Sheffield, like Rome, is built upon seven hills. It is the minerals within these hills that Sheffield’s cutlery industry was able to prosper. The coal deposits, known as the Barnsley Seam, and the iron ore was worked and mined there from the twelfth century onwards. Add to this combination the local bedrock, millstone grit, a stone perfectly adept for grinding stones, skilled workers had everything they needed to make cutlery. The seven hills ensured several fast-flowing waterways passed through the valleys and enabled water wheels to power the machinery necessary for grinding. In the fourteenth century, the cutlery of Sheffield was already becoming noteworthy. Chaucer made his reference in the Canterbury Tales when he said that the Miller of Trumpington carried a ‘Sheffelde thwittel’.

In 1670, Obadiah Barlow of Stannington (one of Sheffield’s seven hills) designed a folding pocket knife with a characteristic large bolster. It was Obadiah’s grandson, John Barlow who subsequently developed the knife as a low-cost export to America. By the nineteenth century, Sheffield’s knives were frequently mentioned in American literature, testament to the popularity and quality of the knives being produced in Sheffield . In The Pioneers by D. Fenimore Cooper (1853), a book based on the author’s own experience of growing up in a town of the American frontier. The Barlow knife is mentioned in the list of essentials purchased by Monsieur Le Quoi. He ‘made some purchases, consisting of a few cloths; some groceries, with a good deal of gunpowder and tobacco ; a quantity of iron ware, among which was a large proportion of Barlow’s jack-knives, potash-kettles, and spiders…’

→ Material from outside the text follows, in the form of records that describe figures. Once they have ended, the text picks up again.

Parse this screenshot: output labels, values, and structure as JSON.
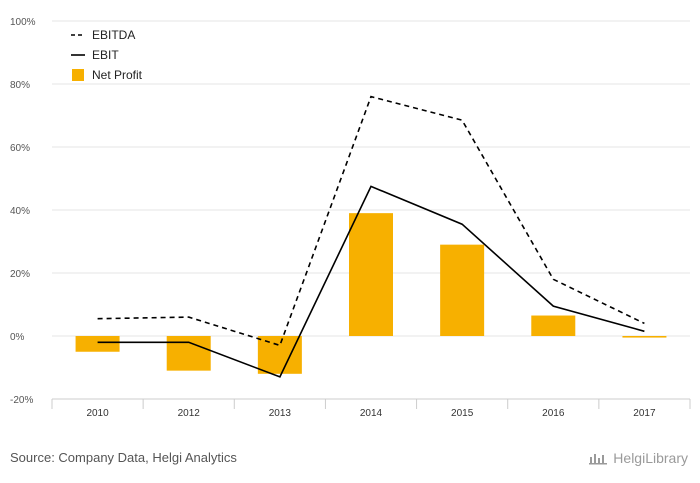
{
  "chart_data": {
    "type": "bar",
    "categories": [
      "2010",
      "2012",
      "2013",
      "2014",
      "2015",
      "2016",
      "2017"
    ],
    "series": [
      {
        "name": "EBITDA",
        "kind": "line",
        "style": "dashed",
        "values": [
          5.5,
          6.0,
          -3.0,
          76.0,
          68.5,
          18.0,
          4.0
        ]
      },
      {
        "name": "EBIT",
        "kind": "line",
        "style": "solid",
        "values": [
          -2.0,
          -2.0,
          -13.0,
          47.5,
          35.5,
          9.5,
          1.5
        ]
      },
      {
        "name": "Net Profit",
        "kind": "bar",
        "values": [
          -5.0,
          -11.0,
          -12.0,
          39.0,
          29.0,
          6.5,
          -0.5
        ]
      }
    ],
    "ylim": [
      -20,
      100
    ],
    "yticks": [
      "-20%",
      "0%",
      "20%",
      "40%",
      "60%",
      "80%",
      "100%"
    ],
    "ytick_values": [
      -20,
      0,
      20,
      40,
      60,
      80,
      100
    ],
    "grid": true,
    "legend_position": "top-left",
    "colors": {
      "EBITDA": "#000000",
      "EBIT": "#000000",
      "Net Profit": "#f7b000"
    }
  },
  "footer": {
    "source": "Source: Company Data, Helgi Analytics",
    "brand": "HelgiLibrary",
    "brand_icon": "helgi-logo-icon"
  }
}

Mark Twain was a fan of the Barlow knife. In both The Adventures of Tom Sawyer and The Adventures of Huckleberry Finn (1885), Twain pays tribute to the knife. In Tom Sawyer, a book set in a Mississippi town and deals with issues that Twain dealt with as a youth.

‘Mary gave him (Tom) a brand-new “Barlow” knife worth twelve and a half cents; and the convulsion of delight that swept his system shook him to his foundations… it was sure enough a Barlow, and there was inconceivable grandeur in that.’

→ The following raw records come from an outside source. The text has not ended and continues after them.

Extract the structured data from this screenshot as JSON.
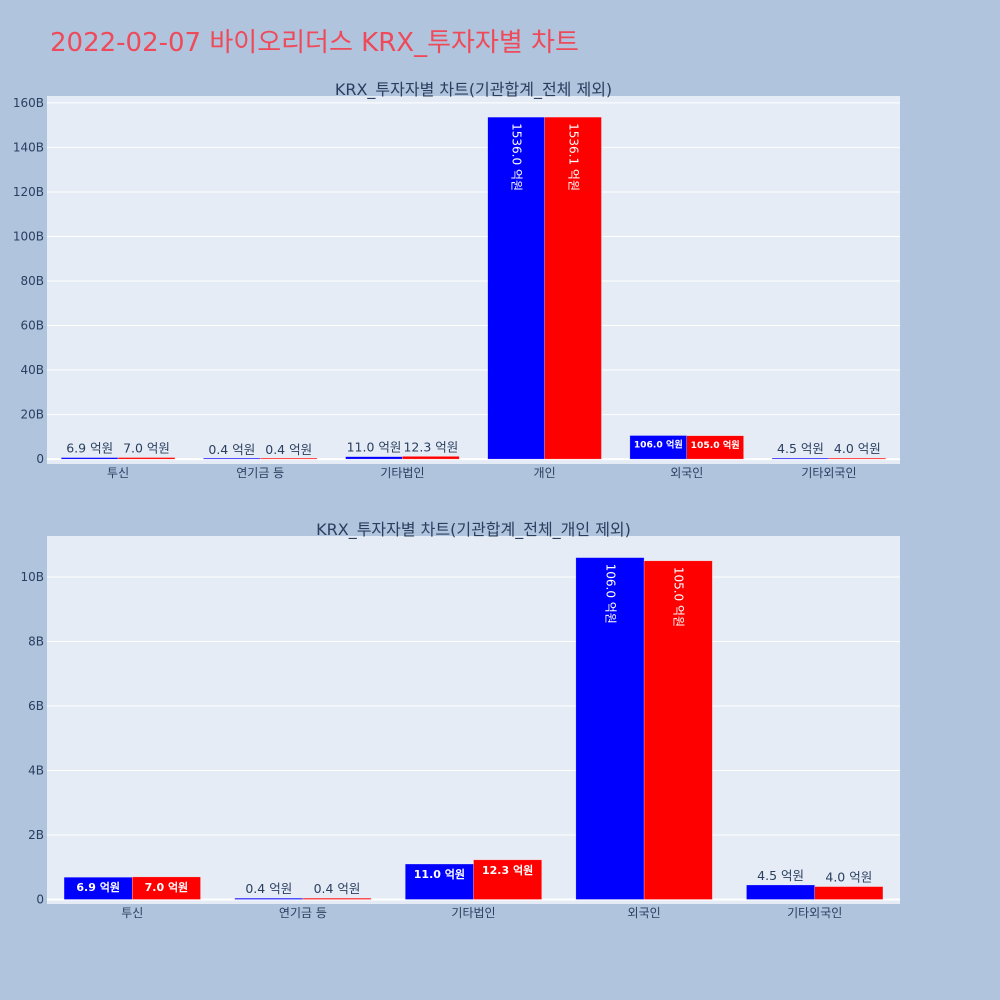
{
  "page_title": "2022-02-07 바이오리더스 KRX_투자자별 차트",
  "colors": {
    "series_a": "#0000ff",
    "series_b": "#ff0000",
    "plot_bg": "#e5ecf6",
    "page_bg": "#b0c4de",
    "title": "#ee4a5a",
    "axis_text": "#2a3f5f"
  },
  "chart_data": [
    {
      "type": "bar",
      "title": "KRX_투자자별 차트(기관합계_전체 제외)",
      "categories": [
        "투신",
        "연기금 등",
        "기타법인",
        "개인",
        "외국인",
        "기타외국인"
      ],
      "yticks": [
        0,
        20,
        40,
        60,
        80,
        100,
        120,
        140,
        160
      ],
      "ytick_labels": [
        "0",
        "20B",
        "40B",
        "60B",
        "80B",
        "100B",
        "120B",
        "140B",
        "160B"
      ],
      "ylim_billion": [
        -2.2,
        163.1
      ],
      "grid": true,
      "series": [
        {
          "values_billion": [
            0.69,
            0.04,
            1.1,
            153.6,
            10.6,
            0.45
          ],
          "labels": [
            "6.9 억원",
            "0.4 억원",
            "11.0 억원",
            "1536.0 억원",
            "106.0 억원",
            "4.5 억원"
          ]
        },
        {
          "values_billion": [
            0.7,
            0.04,
            1.23,
            153.61,
            10.5,
            0.4
          ],
          "labels": [
            "7.0 억원",
            "0.4 억원",
            "12.3 억원",
            "1536.1 억원",
            "105.0 억원",
            "4.0 억원"
          ]
        }
      ]
    },
    {
      "type": "bar",
      "title": "KRX_투자자별 차트(기관합계_전체_개인 제외)",
      "categories": [
        "투신",
        "연기금 등",
        "기타법인",
        "외국인",
        "기타외국인"
      ],
      "yticks": [
        0,
        2,
        4,
        6,
        8,
        10
      ],
      "ytick_labels": [
        "0",
        "2B",
        "4B",
        "6B",
        "8B",
        "10B"
      ],
      "ylim_billion": [
        -0.14,
        11.27
      ],
      "grid": true,
      "series": [
        {
          "values_billion": [
            0.69,
            0.04,
            1.1,
            10.6,
            0.45
          ],
          "labels": [
            "6.9 억원",
            "0.4 억원",
            "11.0 억원",
            "106.0 억원",
            "4.5 억원"
          ]
        },
        {
          "values_billion": [
            0.7,
            0.04,
            1.23,
            10.5,
            0.4
          ],
          "labels": [
            "7.0 억원",
            "0.4 억원",
            "12.3 억원",
            "105.0 억원",
            "4.0 억원"
          ]
        }
      ]
    }
  ]
}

Buffalo and Turquoise Clip Point Barlow

In Huckleberry Finn, Huck and Jim’s voyage on their raft led them to a house on an island where they discovered the body of a man. Looking through a window they decided to look around the house and see what they could scavenge. ‘we got an old tin lantern, and a butcher knife without any handle, and a bran-new Barlow knife worth two bits in any store’. Even Abraham Lincoln (1809-1862) carried a Barlow knife. He was presented a Barlow knife by a stranger who was authorised by the community to give the knife to someone ‘more homelier’ than himself. Upon meeting Lincoln he presented the knife and said ‘sir… you are fairly entitled to the testimonial.

Herman Melville’s Moby Dick (1851) gives further praise to Sheffield with a name check to Joseph Rodgers and Sons’ razors. During the same year as Joseph Rodger’s and Sons were getting their gold medal prizes at the Great Exhibition, Queequeg was shaving on the whaling boat using ‘Roger’s (sic) best cutlery with a vengeance’.